A operação investiga crimes de corrupção, lavagem de dinheiro, sonegação fiscal, estelionato e peculato em um esquema relacionado à administração das rodovias federais no Paraná que fazem parte do chamado Anel da Integração.

Pupo foi preso no dia 25 de janeiro, na deflagração da 58ª fase da Lava Jato, um desdobramento da Operação Integração. No dia 2 de fevereiro, a Justiça negou um pedido de revogação da prisão dele. Dirceu está preso no Complexo Médico-Penal em Pinhais, na Região Metropolitana de Curitiba.

Conforme o Ministério Público Federal (MPF), Beto Richa se beneficiou com pelo menos R$ 2,7 milhões em propinas pagas em espécie pelas concessionárias de pedágio do Paraná e por outras empresas que mantinham interesses em atos do governo.

A denúncia diz que o ato criminoso ocorreu entre 2011 e 2018 , de forma contínua e sistêmica, 42 vezes em reuniões presenciais ocorridas no Palácio Iguaçu. Os procuradores afirmam ainda que Beto Richa, em co-autoria com o primo de Richa Luiz Abi Antoun e Dirceu Pupo, de modo consciente e voluntário, solicitou, aceitou e recebeu o pagamento de vantagem indevida.

Ainda na denúncia, os procuradores afirmam que Dirceu Pupo:

  • Atuava a mando de Beto Richa e em nome dele;
  • Tinha envolvimento direto com demais integrantes da organização criminosa, inclusive encontrando-se com eles para captar dinheiro em espécie.

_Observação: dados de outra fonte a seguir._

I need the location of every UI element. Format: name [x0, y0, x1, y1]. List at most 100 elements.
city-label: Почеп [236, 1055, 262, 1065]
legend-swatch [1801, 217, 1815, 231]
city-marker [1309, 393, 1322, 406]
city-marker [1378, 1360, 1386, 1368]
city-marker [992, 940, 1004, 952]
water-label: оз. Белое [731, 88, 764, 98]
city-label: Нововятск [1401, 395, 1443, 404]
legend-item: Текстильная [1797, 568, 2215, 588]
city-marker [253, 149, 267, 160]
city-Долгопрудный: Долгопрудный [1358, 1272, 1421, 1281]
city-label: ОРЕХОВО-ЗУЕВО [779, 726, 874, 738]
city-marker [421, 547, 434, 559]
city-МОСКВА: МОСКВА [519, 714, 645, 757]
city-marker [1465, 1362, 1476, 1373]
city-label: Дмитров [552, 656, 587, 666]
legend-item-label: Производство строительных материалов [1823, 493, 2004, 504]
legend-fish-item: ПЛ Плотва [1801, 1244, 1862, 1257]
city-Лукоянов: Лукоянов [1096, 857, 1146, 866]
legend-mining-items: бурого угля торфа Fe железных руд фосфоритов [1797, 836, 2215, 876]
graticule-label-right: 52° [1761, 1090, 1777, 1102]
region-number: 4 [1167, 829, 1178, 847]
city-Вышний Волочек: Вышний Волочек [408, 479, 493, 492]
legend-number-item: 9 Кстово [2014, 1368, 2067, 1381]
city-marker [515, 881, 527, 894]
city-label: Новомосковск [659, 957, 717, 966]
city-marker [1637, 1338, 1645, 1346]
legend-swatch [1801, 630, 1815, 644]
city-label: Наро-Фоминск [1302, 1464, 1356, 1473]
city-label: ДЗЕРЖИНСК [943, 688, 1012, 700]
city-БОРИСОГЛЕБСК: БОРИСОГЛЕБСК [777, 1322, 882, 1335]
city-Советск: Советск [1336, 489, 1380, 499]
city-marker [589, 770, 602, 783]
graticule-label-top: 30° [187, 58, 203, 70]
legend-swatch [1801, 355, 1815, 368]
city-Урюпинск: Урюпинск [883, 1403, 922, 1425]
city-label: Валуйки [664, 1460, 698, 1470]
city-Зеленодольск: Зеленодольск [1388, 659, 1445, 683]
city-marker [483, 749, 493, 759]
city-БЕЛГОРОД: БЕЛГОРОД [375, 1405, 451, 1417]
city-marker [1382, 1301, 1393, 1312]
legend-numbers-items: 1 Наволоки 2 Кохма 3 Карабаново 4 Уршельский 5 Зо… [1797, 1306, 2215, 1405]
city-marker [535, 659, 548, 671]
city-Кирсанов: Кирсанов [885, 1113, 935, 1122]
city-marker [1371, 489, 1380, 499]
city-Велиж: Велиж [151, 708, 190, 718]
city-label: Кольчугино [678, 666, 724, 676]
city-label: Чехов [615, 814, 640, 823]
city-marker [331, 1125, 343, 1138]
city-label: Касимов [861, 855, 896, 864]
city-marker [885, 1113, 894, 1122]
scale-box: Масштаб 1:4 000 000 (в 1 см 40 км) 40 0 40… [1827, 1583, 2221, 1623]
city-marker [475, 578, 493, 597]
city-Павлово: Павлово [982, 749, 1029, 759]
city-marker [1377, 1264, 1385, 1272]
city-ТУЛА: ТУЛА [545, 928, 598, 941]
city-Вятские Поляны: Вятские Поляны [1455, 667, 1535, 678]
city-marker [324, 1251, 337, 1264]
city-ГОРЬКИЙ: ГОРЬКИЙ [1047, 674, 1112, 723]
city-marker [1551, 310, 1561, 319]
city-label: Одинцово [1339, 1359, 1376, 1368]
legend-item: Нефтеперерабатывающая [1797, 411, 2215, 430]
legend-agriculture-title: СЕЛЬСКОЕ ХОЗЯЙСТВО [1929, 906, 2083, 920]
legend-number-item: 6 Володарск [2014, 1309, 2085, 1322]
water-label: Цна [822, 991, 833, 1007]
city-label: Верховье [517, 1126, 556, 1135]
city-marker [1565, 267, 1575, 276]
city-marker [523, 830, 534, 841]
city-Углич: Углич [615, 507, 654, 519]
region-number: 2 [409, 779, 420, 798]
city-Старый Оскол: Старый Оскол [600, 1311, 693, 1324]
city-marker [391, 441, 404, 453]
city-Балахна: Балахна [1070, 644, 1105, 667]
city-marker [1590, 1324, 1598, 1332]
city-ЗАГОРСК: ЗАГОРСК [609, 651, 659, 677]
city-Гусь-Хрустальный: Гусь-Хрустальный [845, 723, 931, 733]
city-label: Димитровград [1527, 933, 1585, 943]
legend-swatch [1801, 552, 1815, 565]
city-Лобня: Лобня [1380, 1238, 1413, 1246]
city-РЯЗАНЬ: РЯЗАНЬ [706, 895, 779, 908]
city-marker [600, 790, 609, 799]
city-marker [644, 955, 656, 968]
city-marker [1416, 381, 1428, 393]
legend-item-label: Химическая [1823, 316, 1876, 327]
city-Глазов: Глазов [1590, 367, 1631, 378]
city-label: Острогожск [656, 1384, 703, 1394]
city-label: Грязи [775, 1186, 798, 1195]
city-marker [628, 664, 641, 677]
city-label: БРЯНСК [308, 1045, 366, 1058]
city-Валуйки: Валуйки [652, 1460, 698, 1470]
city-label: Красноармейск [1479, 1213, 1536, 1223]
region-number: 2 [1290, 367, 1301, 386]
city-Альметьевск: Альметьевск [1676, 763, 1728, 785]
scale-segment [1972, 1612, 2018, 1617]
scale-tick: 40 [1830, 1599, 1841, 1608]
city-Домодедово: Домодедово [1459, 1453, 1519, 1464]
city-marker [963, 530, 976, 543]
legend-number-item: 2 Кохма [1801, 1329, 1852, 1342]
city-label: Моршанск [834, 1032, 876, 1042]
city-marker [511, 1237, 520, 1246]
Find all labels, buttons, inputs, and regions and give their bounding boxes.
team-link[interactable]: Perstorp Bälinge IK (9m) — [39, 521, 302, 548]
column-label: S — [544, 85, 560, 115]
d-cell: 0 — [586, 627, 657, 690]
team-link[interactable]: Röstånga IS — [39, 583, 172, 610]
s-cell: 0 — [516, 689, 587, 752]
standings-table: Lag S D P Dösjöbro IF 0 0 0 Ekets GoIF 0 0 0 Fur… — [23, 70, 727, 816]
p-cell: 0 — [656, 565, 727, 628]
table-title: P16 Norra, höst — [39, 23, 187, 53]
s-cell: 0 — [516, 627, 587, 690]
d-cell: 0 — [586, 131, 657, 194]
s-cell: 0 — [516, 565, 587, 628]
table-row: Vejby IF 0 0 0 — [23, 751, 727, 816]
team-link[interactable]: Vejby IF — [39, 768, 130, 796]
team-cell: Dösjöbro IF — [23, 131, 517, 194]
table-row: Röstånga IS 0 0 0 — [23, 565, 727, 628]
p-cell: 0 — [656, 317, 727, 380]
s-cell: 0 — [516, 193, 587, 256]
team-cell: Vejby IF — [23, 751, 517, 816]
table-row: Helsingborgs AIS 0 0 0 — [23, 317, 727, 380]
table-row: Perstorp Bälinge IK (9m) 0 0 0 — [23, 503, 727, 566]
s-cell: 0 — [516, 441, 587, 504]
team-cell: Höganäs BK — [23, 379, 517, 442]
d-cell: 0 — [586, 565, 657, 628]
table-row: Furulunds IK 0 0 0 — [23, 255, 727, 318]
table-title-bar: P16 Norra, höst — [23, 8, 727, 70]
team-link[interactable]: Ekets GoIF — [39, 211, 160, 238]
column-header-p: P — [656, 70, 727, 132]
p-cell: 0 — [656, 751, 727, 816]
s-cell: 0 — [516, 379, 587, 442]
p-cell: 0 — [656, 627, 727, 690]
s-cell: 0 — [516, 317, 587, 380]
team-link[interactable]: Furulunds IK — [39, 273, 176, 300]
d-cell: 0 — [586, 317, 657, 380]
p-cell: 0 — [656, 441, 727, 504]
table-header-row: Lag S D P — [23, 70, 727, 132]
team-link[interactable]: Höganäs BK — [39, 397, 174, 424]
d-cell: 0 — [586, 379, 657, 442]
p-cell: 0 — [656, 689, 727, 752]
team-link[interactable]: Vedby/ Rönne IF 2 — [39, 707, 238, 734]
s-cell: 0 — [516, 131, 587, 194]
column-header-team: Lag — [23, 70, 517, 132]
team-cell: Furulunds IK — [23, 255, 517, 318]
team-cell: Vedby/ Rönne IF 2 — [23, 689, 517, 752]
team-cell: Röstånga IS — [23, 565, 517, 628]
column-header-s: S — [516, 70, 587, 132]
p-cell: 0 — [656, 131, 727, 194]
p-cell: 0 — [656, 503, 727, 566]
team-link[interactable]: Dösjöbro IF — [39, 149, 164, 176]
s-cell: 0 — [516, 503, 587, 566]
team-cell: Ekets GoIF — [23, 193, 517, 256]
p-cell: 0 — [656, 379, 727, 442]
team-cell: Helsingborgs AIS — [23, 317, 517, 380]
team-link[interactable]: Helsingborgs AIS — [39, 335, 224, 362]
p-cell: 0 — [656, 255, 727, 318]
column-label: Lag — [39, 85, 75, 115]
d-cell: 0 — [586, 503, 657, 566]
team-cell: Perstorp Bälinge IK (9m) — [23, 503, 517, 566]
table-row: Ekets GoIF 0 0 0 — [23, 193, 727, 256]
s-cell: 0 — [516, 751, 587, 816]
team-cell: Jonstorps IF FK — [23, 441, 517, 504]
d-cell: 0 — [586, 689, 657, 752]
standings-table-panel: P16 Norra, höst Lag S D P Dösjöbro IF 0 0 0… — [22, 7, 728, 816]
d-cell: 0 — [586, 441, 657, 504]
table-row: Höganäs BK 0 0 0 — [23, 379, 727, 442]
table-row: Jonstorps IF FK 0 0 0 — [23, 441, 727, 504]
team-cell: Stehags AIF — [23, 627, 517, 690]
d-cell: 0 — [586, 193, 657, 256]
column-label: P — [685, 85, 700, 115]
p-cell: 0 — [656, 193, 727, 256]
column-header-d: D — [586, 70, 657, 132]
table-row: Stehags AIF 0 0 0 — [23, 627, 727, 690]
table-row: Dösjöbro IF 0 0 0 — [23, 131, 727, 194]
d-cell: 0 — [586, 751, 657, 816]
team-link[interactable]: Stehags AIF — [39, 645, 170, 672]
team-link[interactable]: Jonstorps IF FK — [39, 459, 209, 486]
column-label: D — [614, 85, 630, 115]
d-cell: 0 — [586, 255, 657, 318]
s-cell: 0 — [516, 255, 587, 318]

“Assim, as evidências aqui agregadas demonstram com folga o envolvimento efetivo de Dirceu Pupo Ferreira com a organização criminosa denunciada, bem como sua subordinação a Beto Richa e sua disposição em atrapalhar as apurações que correm em desfavor do ex-governador. Estes novos elementos são contundentes reforços da necessidade de manutenção da prisão preventiva de Dirceu Pupo Ferreira, com fundamento na conveniência da instrução”, destacaram os procuradores.

A investigação

De acordo com os procuradores, parte dos R$ 2,7 milhões valor, cerca de R$ 142 mil, foi lavada por meio de depósitos feitos em favor da empresa Ocaporã Administradora de Bens.

A empresa, segundo o MPF, era controlada por Beto Richa, apesar de estar no nome de Fernanda Richa e dos filhos do casal.

O MPF explicou que, para ocultar a origem ilícita dos recursos, o contador solicitava que os vendedores lavrassem escrituras públicas de compra e venda por um valor abaixo do que havia sido firmado entre as partes.

A diferença entre o valor da escritura e o acordado era paga em espécie, com propinas, conforme os procuradores.

Em nota, a defesa de Richa disse que ele nunca cometeu irregularidades, e que sempre esteve à disposição da justiça para provar inocência.